I stayed at Helmsley Medical Tower, while a family member was at Sloan. It was only a couple of blocks away, and is not just for families of patients of NY Presbyterian.
posted by inertia at 11:52 AM on July 22, 2013 [2 favorites]


Is the "no children" rule for a medical reason based on his specific kind of cancer (kids sometimes get vaccinated with live vaccines and can't be near immunocompromised people, etc.) or is it just a general "no kids under 13" rule that lots of acute care units have?

If it's the former, there's not much that can be done about that. If it's the latter... I've seen people with cancer receive visits from their dogs while they were inpatients at a hospital, and I'm sure it's possible for your friend's wife to bring her infant with her to visit. The toddlers might be too much of a handful, especially if he's not in a private room, but a breastfeeding infant worn in a wrap? There's got to be patient representative or patient ombudsman she can talk to who can make that happen.
posted by jesourie at 11:59 AM on July 22, 2013 [1 favorite]


Response by poster: jesourie; it's the former.
posted by anon4now at 12:03 PM on July 22, 2013


By the way--I haven't spent a ton of time in Sloan Kettering, but I've definitely spent too much time there. If you're not familiar with them, they are pretty great, and are really accommodating to family members. They will definitely be able to point you in the direction of some places to stay and childcare options.

I do remember seeing some patients come down into the lobby to visit with small children, so that might be an option, at least for her husband to be able to see the baby.
posted by inertia at 12:13 PM on July 22, 2013


There's Hope Lodge in Midtown but I am not sure if it is open to non-treatment-receiving immediate family members without the actual patient.
posted by elizardbits at 12:18 PM on July 22, 2013


I have been in about as close a situation to this as you're likely to find (my wife, who was breastfeeding our daughter, had and then died from cancer last winter).

If you're close enough, offer to babysit.

If you're not close enough, arrange childcare if possible. It's nice for someone to just call and say "so and so will be there at 4:00 to pick up the kids" rather than having to spending a lot of time on the phone trying to arrange things yourself, because you have plenty of other things to worry about.

If this is impractical, offer to pay for childcare. This at least frees your friend from worrying about how to pay for childcare, or spending an extra hour driving back and forth across town to go to a more affordable child care location.

If you want to arrange meals, just have takeout delivered to wherever your friend is staying.

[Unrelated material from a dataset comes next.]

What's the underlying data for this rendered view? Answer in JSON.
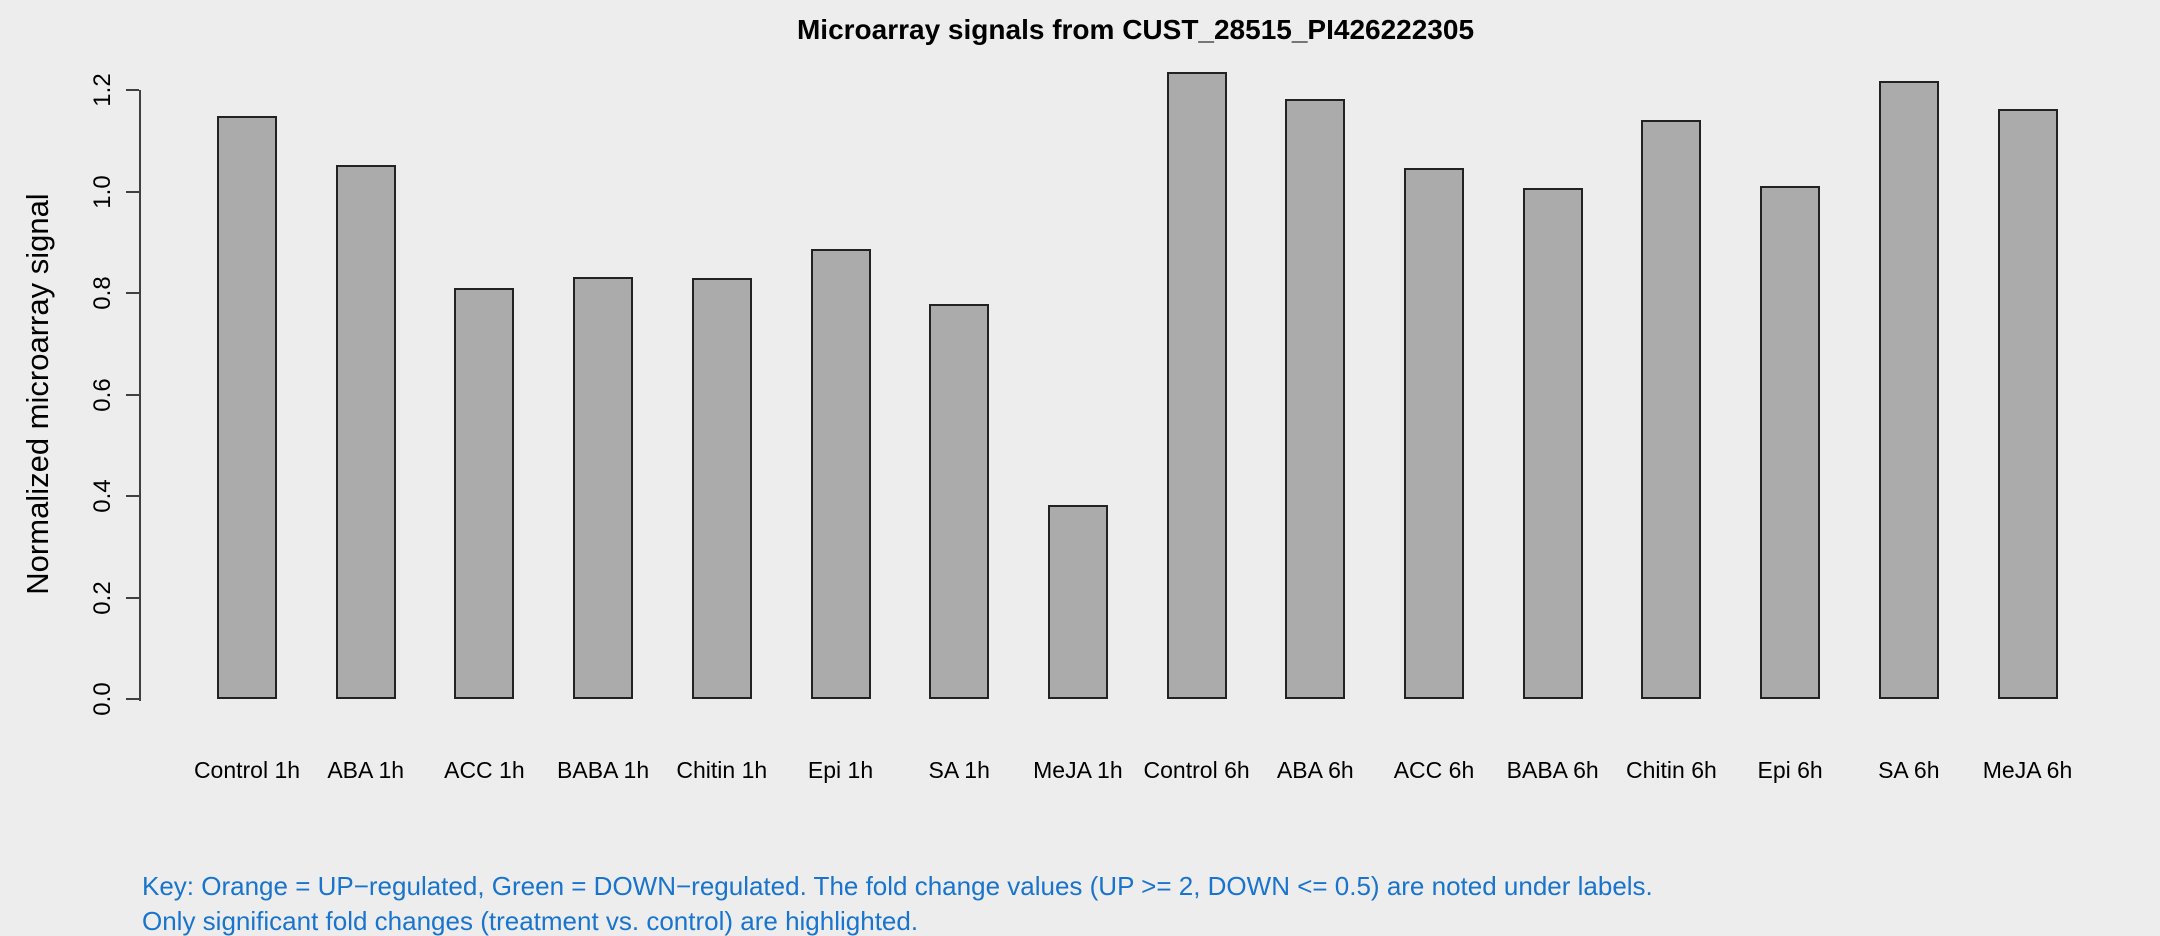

I had plenty of well-meaning people deliver homemade meals that "just need to be popped in the oven!" which essentially means I need to cook it, which defeats the purpose. When I had time to myself and wasn't taking care of an infant or doing something for my wife, I'd pick eating chips or stopping for a burger over "just preheating this lasagna and baking it for an hour" every time.
posted by tylerkaraszewski at 12:21 PM on July 22, 2013 [3 favorites]


Following up on tylerkaraszewski's great advice... think about setting up (with her permission/input, of course) a schedule online for people to bring food, take on babysitting, etc. Your cousin will likely receive lots of offers for help from family/friends/neighbors, which itself can become overwhelming pretty quickly. If you can help with something like that for her (e.g., Lotsa Helping Hands, but there are other services out there), or even find someone else who's willing to do it, that will be a huge organizational load off her shoulders.